(WMC TV) - Sears Holdings announced Tuesday it will close 100-120 Sears and Kmart full-line stores due to lackluster earnings and sluggish holiday sales.
"Given our performance and the difficult economic environment, especially for big-ticket items, we intend to implement a series of actions to reduce on-going expenses, adjust our asset base, and accelerate the transformation of our business model," said Sears Holdings CEO Lou D'Ambrosio in a statement on the company's web site. "These actions will better enable us to focus our investments on serving our customers and members through integrated retail - at the store, online and in the home."
A Sears Holdings spokesperson refused to speculate which, if any, Sears or Kmart stores in the Mid-South will close. Instead, Action News 5 was advised to monitor closure updates on this web page: www.searsmedia.com.
Dustin Moore, general manager of the Kmart at 3201 Austin Peay in Raleigh, said his store would remain open.
"I know for a fact that I'm not closing," he said.
For those stores that may be closing, consumers should be assured that their purchases are protected within the stores' posted return policies, at least within the time the stores have left. Tennessee law requires them to honor whatever refund policies they have in place as long as they're serving the public.
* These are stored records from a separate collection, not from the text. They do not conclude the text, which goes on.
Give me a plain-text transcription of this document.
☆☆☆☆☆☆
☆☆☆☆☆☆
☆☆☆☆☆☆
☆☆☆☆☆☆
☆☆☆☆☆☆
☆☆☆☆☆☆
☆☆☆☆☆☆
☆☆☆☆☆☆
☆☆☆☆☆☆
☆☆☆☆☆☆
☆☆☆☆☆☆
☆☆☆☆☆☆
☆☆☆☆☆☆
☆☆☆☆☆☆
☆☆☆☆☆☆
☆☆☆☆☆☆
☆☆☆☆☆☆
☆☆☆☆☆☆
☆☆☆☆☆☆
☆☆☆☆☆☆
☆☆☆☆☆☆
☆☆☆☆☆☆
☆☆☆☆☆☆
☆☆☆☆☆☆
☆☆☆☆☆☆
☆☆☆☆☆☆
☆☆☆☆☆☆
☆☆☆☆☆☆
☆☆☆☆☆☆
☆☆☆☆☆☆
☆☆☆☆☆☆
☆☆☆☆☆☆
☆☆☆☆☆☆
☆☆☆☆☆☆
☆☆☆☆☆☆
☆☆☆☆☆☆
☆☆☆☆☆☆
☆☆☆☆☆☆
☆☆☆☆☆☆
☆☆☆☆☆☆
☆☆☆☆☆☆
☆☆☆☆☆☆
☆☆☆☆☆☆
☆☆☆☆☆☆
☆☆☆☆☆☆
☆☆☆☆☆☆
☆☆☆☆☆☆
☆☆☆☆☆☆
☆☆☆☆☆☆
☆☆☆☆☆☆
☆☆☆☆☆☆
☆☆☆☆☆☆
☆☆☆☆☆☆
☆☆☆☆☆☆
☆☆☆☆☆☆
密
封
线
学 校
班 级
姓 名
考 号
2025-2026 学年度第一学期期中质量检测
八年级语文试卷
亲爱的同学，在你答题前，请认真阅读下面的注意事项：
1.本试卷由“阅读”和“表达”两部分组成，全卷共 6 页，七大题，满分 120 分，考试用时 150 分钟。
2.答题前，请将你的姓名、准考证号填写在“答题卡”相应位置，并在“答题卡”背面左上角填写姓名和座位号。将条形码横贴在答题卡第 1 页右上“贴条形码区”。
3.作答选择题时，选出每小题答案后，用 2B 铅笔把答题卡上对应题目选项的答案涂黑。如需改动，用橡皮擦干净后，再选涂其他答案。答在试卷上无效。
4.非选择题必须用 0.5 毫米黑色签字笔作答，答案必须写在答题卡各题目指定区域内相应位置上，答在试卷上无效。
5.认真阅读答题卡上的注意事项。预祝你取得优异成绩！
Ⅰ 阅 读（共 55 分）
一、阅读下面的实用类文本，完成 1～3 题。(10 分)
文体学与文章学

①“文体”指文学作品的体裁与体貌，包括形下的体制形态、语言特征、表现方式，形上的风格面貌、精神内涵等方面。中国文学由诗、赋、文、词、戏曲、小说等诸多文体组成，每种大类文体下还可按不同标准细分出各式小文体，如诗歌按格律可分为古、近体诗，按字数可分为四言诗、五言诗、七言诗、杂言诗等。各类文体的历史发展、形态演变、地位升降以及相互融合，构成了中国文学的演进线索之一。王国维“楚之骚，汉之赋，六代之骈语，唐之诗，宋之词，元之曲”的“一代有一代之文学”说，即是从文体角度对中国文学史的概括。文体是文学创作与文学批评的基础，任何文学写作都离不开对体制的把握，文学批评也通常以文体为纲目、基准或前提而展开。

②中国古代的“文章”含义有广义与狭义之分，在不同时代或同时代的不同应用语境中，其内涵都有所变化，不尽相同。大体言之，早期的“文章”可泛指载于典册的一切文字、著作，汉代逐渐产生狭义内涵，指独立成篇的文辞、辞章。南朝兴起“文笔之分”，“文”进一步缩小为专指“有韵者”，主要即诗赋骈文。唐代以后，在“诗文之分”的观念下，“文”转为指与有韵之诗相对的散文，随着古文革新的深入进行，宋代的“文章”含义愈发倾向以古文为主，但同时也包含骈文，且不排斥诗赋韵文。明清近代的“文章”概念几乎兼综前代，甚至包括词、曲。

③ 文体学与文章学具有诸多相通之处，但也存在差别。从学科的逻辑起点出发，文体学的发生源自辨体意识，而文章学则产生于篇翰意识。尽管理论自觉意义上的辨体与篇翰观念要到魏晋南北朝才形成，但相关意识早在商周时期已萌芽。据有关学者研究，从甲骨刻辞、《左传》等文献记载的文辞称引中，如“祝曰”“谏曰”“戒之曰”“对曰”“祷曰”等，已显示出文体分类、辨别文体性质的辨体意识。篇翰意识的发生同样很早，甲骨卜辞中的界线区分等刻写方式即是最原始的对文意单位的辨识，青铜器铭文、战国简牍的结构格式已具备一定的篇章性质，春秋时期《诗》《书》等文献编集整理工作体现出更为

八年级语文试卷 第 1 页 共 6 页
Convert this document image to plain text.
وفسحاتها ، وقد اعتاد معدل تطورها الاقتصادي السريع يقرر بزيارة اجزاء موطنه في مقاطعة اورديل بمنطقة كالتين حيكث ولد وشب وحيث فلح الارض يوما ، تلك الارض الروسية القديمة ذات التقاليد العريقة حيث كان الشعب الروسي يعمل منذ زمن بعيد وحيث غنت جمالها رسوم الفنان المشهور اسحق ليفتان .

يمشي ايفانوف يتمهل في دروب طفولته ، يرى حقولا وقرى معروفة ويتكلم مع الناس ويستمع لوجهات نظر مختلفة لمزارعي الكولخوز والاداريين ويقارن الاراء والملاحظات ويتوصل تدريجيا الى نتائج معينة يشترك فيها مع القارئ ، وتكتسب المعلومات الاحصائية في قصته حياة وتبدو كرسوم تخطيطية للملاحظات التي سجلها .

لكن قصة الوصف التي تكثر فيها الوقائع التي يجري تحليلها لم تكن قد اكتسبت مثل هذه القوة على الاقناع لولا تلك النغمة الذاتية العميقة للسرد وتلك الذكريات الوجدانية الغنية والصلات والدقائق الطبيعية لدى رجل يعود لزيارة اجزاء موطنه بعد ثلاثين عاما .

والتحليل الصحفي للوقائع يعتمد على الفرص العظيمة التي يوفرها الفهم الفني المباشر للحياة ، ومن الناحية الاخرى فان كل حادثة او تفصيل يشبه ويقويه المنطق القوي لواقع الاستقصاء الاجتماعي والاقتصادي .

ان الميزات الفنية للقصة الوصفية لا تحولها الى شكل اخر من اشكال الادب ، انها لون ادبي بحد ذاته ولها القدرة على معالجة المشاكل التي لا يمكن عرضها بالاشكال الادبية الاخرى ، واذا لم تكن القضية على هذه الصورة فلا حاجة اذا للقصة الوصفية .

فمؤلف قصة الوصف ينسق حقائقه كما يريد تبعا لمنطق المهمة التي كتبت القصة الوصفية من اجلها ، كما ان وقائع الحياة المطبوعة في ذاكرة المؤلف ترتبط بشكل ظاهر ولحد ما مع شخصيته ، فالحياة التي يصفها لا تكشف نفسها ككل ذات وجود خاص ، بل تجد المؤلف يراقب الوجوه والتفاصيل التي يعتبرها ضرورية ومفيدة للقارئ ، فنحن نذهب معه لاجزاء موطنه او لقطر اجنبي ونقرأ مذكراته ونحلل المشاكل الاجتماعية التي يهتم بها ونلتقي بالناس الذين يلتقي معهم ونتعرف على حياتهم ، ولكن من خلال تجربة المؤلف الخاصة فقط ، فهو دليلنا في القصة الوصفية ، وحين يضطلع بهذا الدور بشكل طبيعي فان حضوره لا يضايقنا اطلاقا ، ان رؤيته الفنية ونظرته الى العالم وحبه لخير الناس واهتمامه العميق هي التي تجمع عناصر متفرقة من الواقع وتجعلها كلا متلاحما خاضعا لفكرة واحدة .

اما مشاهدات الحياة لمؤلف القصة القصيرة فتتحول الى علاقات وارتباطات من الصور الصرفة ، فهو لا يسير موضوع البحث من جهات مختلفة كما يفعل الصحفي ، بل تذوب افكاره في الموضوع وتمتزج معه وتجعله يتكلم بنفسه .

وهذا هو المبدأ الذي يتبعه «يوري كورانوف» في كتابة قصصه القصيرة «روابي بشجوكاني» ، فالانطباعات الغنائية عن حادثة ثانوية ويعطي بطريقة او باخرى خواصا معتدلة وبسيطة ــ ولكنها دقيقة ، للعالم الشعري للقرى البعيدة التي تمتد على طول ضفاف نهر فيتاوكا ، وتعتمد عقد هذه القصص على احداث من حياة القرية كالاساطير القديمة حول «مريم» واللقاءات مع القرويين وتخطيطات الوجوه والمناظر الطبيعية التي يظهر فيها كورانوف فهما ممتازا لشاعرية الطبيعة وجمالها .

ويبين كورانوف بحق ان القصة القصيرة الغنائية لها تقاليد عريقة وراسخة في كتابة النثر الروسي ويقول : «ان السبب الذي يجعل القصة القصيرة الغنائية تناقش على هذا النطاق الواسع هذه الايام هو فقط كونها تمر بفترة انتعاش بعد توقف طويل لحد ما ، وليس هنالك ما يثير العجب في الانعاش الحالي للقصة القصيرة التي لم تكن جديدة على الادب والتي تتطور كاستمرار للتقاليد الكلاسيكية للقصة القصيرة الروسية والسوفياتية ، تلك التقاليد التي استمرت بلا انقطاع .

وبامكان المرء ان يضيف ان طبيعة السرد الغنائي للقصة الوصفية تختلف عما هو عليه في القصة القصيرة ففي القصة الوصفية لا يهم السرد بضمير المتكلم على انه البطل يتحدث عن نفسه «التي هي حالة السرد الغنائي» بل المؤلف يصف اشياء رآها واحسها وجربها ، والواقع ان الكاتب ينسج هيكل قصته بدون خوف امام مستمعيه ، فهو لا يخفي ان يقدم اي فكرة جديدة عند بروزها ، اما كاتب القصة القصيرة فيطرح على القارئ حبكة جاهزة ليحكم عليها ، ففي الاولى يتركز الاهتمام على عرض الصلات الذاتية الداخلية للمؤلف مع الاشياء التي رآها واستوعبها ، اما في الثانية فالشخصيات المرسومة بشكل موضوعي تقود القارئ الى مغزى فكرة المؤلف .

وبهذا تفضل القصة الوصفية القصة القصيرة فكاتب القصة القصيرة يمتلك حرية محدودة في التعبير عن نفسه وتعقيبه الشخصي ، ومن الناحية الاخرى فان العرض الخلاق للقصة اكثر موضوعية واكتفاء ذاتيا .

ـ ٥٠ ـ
In other situations, consumers should be prepared for the possibility of liquidation sales, or "going-out-of-business" sales.
If a store's holding a liquidation sale in Shelby County, it must have a permit from the Shelby County Clerk's Office (http://www.shelbycountytn.gov/FirstPortal/dotShowDoc/Government/ElectedOfficials/clerk_index.htm).
"They have to have a permit," said Nancy Crawford, communications director for the Better Business Bureau of the Mid-South (www.midsouth.bbb.org). "The permit is good for 30 days. They can renew the permit up to three times, but they can only advertise it for 90 days."
The exception is if a bankruptcy court ordered the sale as a part of a Chapter 7 or Chapter 11 proceeding. In such a case, the sale is referred to as a "closing sale," which does not require a permit.
Here are some things you should be aware of while shopping liquidation, going-out-of-business or closing sales:
* ALL SALES ARE FINAL. Most liquidation sales do not allow returns, period. That policy should be posted clearly at the store, as well as on your purchase receipt.
* WAIT UNTIL THE FOURTH WEEK OF THE SALE. Sue Goldstein, founder of The Underground Shopper (www.undergroundshopper.com), said liquidation sales run between six and 12 weeks -- and the bargain prices start rolling about the fourth week. By that time, prices have fallen well below the manufacturers' suggested retail prices, and there's still some decent stuff.
* EXPECT NO HELP FROM SALESPEOPLE. They're losing their jobs. They can't lower the prices. You are on your own.
* MAKE SURE THE PRICE TAGS LOOK THE SAME. Sometimes, liquidators will add left-over merchandise from another going-out-of-business sale to the current store's stock -- and they leave the price tags from the previous sale on them! Those left-overs could be broken or reconditioned stuff.
* USE YOUR PHONE AS A PRICE-CHECKER. If you have a smart phone, you can check the prices at a liquidation sale against online sales. Google the product's name and model number - or use a sales app like Pic2Shop. See if there's a better price somewhere else on the web.
* BUY ONLY SMALL TICKET ITEMS OR APPLIANCES/ELECTRONICS WITH SOLID MANUFACTURERS WARRANTIES. "If they have something that is broken, they might be able to go through a manufacturer's warranty rather than the retailer (who's going out of business)," said Crawford.
* BEWARE GIFT CARD RESTRICTIONS. If you're holding a gift card from a retailer that has either filed bankruptcy or launched a liquidation sale, redeem it immediately. Be prepared to be told that it may have expired, but ask the retailer to prove the expiration date.
"Since Sears and K-Mart are not going out of business but merely closing some stores, consumers should have options of redeeming their gift cards either on-line or at other locations that remain open," said Gary W. Cordell, director of the Tennessee Division of Consumer Affairs.